REGION — The California Public Utilities Commission announced a proposed decision on Feb. 11 authorizing Southern California Edison and San Diego Gas & Electric to replace 100 percent of the energy lost from the recently retired San Onofre Nuclear Generating Station with new clean energy resources.
“This is a big development in what’s going to replace San Onofre,” Nathan Landers, regional communications manager for the Sierra Club, said. “If they replace it with all clean energy, that’s a huge deal and a huge part of the California energy mix.”
“However, the proposed decision also needlessly leaves the door open for utilities to propose the construction of new gas-fired plants in the future, which would constitute replacing a carbon-free energy resource with new fossil fuels,” Evan Gillespie of the Sierra Club’s My Generation Campaign wrote in a press release.
“The Commission severely discounted the benefits of carbon-free solutions like improved transmission, demand response, distributed generation, and energy storage for meeting local energy needs,” Gillespie stated.
He noted the decision should be modified to incorporate those solutions to ensure SONGS is replaced with 100 percent clean energy.
“The San Onofre retirement should not be used as a foot-in-the-door for building more fossil fuel power plants,” Gillespie added.
Polls show a majority of Southern California residents support a clean energy solution, according to the Sierra Club. In January, a Sierra Club poll indicated a majority of electric customers in Orange and San Diego counties preferred the nuclear station be replaced by clean energy instead of gas-fired power plants.
“The Commission must act to ensure that the retirement of the San Onofre Nuclear Generating Station is a chance to move forward on clean energy, not backslide on fossil fuels and climate disruption,” Gillespie wrote.

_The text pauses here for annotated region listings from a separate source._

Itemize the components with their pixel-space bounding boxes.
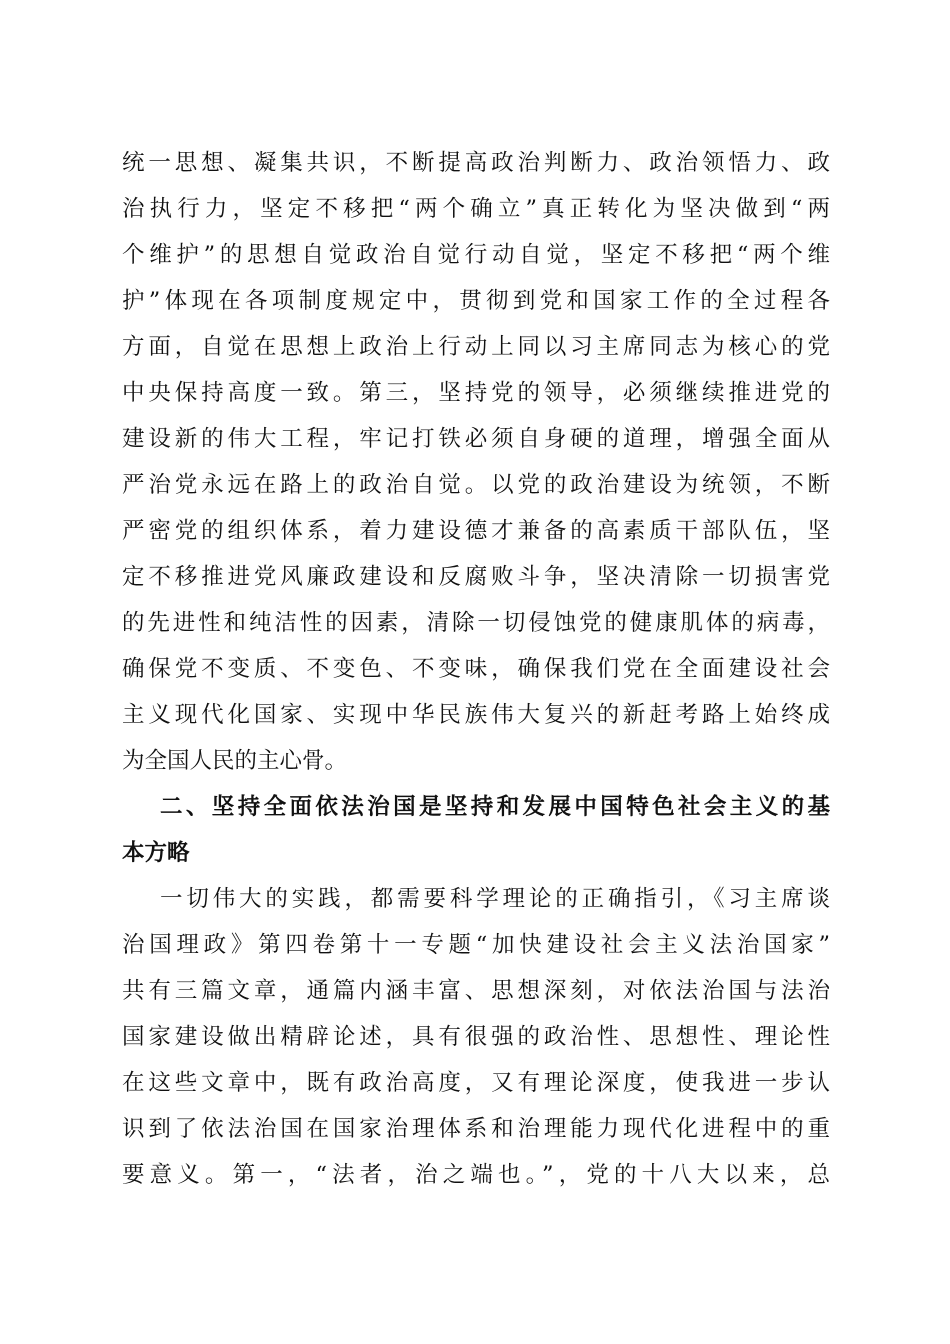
text-line: 中央保持高度一致。第三，坚持党的领导，必须继续推进党的 <box>122 380 830 406</box>
text-line: 严治党永远在路上的政治自觉。以党的政治建设为统领，不断 <box>122 472 830 498</box>
heading-line: 本方略 <box>122 840 190 866</box>
text-line: 确保党不变质、不变色、不变味，确保我们党在全面建设社会 <box>122 656 830 682</box>
text-line: 主义现代化国家、实现中华民族伟大复兴的新赶考路上始终成 <box>122 702 830 728</box>
text-line: 国家建设做出精辟论述，具有很强的政治性、思想性、理论性 <box>122 1024 830 1050</box>
text-line: 的先进性和纯洁性的因素，清除一切侵蚀党的健康肌体的病毒， <box>122 610 830 636</box>
text-line: 护”体现在各项制度规定中，贯彻到党和国家工作的全过程各 <box>122 288 830 314</box>
text-line: 要意义。第一，“法者，治之端也。”，党的十八大以来，总 <box>122 1162 830 1188</box>
text-line: 治国理政》第四卷第十一专题“加快建设社会主义法治国家” <box>122 932 830 958</box>
text-line: 一切伟大的实践，都需要科学理论的正确指引，《习主席谈 <box>160 886 830 912</box>
text-line: 治执行力，坚定不移把“两个确立”真正转化为坚决做到“两 <box>122 196 830 222</box>
text-line: 在这些文章中，既有政治高度，又有理论深度，使我进一步认 <box>122 1070 830 1096</box>
text-line: 识到了依法治国在国家治理体系和治理能力现代化进程中的重 <box>122 1116 830 1142</box>
text-line: 统一思想、凝集共识，不断提高政治判断力、政治领悟力、政 <box>122 150 830 176</box>
text-line: 严密党的组织体系，着力建设德才兼备的高素质干部队伍，坚 <box>122 518 830 544</box>
heading-line: 二、坚持全面依法治国是坚持和发展中国特色社会主义的基 <box>160 794 830 820</box>
text-line: 方面，自觉在思想上政治上行动上同以习主席同志为核心的党 <box>122 334 830 360</box>
text-line: 定不移推进党风廉政建设和反腐败斗争，坚决清除一切损害党 <box>122 564 830 590</box>
text-line: 个维护”的思想自觉政治自觉行动自觉，坚定不移把“两个维 <box>122 242 830 268</box>
text-line: 共有三篇文章，通篇内涵丰富、思想深刻，对依法治国与法治 <box>122 978 830 1004</box>
text-line: 为全国人民的主心骨。 <box>122 748 348 774</box>
text-line: 建设新的伟大工程，牢记打铁必须自身硬的道理，增强全面从 <box>122 426 830 452</box>
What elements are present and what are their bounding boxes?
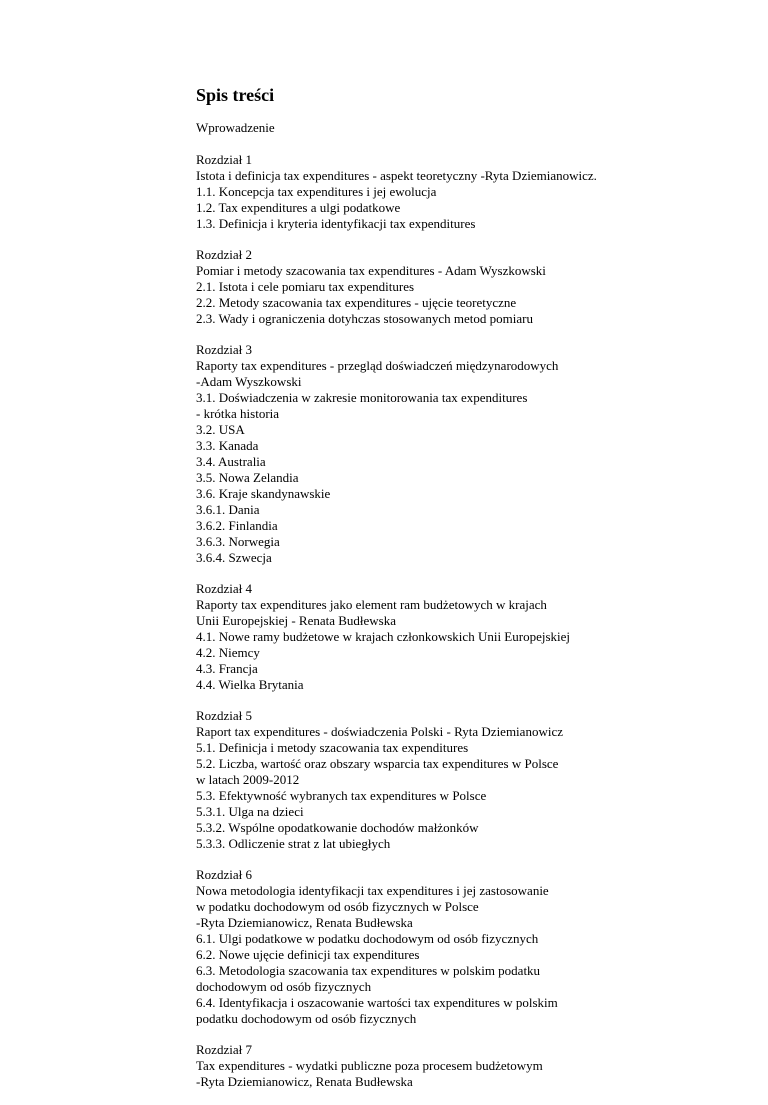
toc-line: 4.1. Nowe ramy budżetowe w krajach członkowskich Unii Europejskiej (196, 629, 571, 644)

According to the proposed decision, the two utilities must build a certain amount of clean energy options to replace SONGS — 200 megawatts for SDG&E and 400 for SCE.
“For the rest they could go to gas-fired plants, and they probably will,” Landers said. “But San Onofre can and should be replaced with 100 percent clean energy. That’s what the analysis says to us.
“This puts the ball in the court of the utilities,” he added. “It’s a big energy issue for all of California. It’s setting the stage for the energy mix in this state for decades.”
Stakeholders have 20 days to draft reply comments, followed by a five-day day period to draft a short response to comments from other stakeholders. The PUC is expected to vote on the proposal at the March 13 meeting.
On Feb. 5 the PUC unanimously approved construction of the Pio Pico Energy Center, a natural gas-powered facility in Otay Mesa.
The commission rejected the plans about a year ago but opted to allow the project with the closure of SONGS.